Figure 9 shows some of the apparatus used in a demonstration of electrical power transmission using a dc power supply - AQA - A-Level Physics - Question 5 - 2020 - Paper 1

The total current from the power supply can be calculated using the total resistance in the circuit:

Since the lamps are in parallel, the total resistance R_total is given by:

$\frac{1}{R_{total}} = \frac{1}{R_1} + \frac{1}{R_2} + \frac{1}{R_3}$

where each lamp has a resistance of about 100 Ω:

$\frac{1}{R_{total}} = \frac{1}{100} + \frac{1}{100} + \frac{1}{100} = \frac{3}{100}$

Thus,

$R_{total} = \frac{100}{3} \approx 33.33\ Ω$

Applying Ohm's Law:

$I = \frac{V}{R_{total}} = \frac{12\ V}{33.33\ Ω} \approx 0.36\ A$

The resistance of a wire can be calculated using the formula:

$R = \rho \frac{L}{A}$

Where:

• $R$ is the resistance
• $\rho$ is the resistivity
• $L$ is the length of the wire
• $A$ is the cross-sectional area.

The area A of a cylindrical wire is given by:

$A = \pi r^2$

First, calculate the radius from the diameter:

$d = 0.19\ mm = 0.19 \times 10^{-3}\ m \implies r = \frac{d}{2} = \frac{0.19\times 10^{-3}}{2}\ m \approx 0.095\times 10^{-3}\ m$

Then,

$A = \pi (0.095\times 10^{-3})^2 \approx 2.84\times 10^{-9}\ m^2$

Now substituting into the resistance formula with $\rho = 4.9 \times 10^{-7}\ Omega m$, and $L = 2.8\ m$:

$R = 4.9 \times 10^{-7} \frac{2.8}{2.84 \times 10^{-9}} \approx 50\ Ω$

In the demonstration, when using the long constantan wires, the resistance increases significantly due to their length compared to the short copper wires, which have negligible resistance.

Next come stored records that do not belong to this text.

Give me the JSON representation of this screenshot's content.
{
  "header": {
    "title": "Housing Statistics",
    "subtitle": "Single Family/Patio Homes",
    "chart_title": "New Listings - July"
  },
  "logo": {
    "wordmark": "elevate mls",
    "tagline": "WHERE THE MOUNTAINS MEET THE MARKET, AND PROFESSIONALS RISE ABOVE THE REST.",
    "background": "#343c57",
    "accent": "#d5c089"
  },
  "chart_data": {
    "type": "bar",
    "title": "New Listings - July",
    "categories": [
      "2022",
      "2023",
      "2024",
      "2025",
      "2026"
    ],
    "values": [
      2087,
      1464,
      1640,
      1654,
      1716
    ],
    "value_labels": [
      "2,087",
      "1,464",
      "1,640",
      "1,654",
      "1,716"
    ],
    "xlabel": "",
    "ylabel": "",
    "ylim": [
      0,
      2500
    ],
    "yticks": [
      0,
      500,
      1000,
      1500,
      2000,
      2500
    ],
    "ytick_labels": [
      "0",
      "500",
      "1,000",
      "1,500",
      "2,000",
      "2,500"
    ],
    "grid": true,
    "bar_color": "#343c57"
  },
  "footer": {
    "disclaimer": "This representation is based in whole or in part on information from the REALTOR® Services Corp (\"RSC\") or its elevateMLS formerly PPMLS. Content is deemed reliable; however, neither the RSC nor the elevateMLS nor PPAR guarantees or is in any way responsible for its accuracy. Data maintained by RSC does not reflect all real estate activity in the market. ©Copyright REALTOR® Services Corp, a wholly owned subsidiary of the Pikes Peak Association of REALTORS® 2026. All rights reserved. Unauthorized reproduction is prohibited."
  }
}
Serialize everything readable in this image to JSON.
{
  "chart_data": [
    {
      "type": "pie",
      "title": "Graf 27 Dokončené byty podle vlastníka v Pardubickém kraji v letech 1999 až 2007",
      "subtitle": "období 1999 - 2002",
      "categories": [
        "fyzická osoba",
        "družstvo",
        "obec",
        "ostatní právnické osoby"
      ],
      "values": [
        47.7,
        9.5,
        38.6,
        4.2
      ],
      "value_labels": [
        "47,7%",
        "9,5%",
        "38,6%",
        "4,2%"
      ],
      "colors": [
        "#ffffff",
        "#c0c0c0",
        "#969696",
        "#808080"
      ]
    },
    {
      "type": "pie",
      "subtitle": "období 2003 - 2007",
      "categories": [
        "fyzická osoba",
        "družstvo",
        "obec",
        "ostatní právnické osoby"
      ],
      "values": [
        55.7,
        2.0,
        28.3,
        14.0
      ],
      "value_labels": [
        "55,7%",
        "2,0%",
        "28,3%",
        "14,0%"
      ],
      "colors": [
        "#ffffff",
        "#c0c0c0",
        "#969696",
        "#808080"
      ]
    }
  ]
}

Thus, the total resistance in the circuit with the constantan wires will lead to a decrease in current flowing through the lamps.

To show the effect quantitatively, the resistance of the constantan wires might introduce: $R_{total} = R_{lamps} + R_{constantan}$.

Where the increase in resistance results in using: $I = \frac{12\ V}{R_{total}}$.

This decrease in current will subsequently mean that the lamps will receive less power and appear dimmer when connected via the long constantan wires compared to the short copper wires, achieving the purpose of the demonstration.

One significant advantage of using superconductors is their zero resistivity, which allows for unlimited current flow without energy loss. This efficiency is crucial for long-distance electrical transmission, reducing energy costs and improving system performance.

However, a notable difficulty is that superconductors require extremely low temperatures to maintain their superconducting state, often involving complex and costly cooling technology. This temperature maintenance poses challenges for practical applications and can hinder widespread implementation in electrical transmission systems.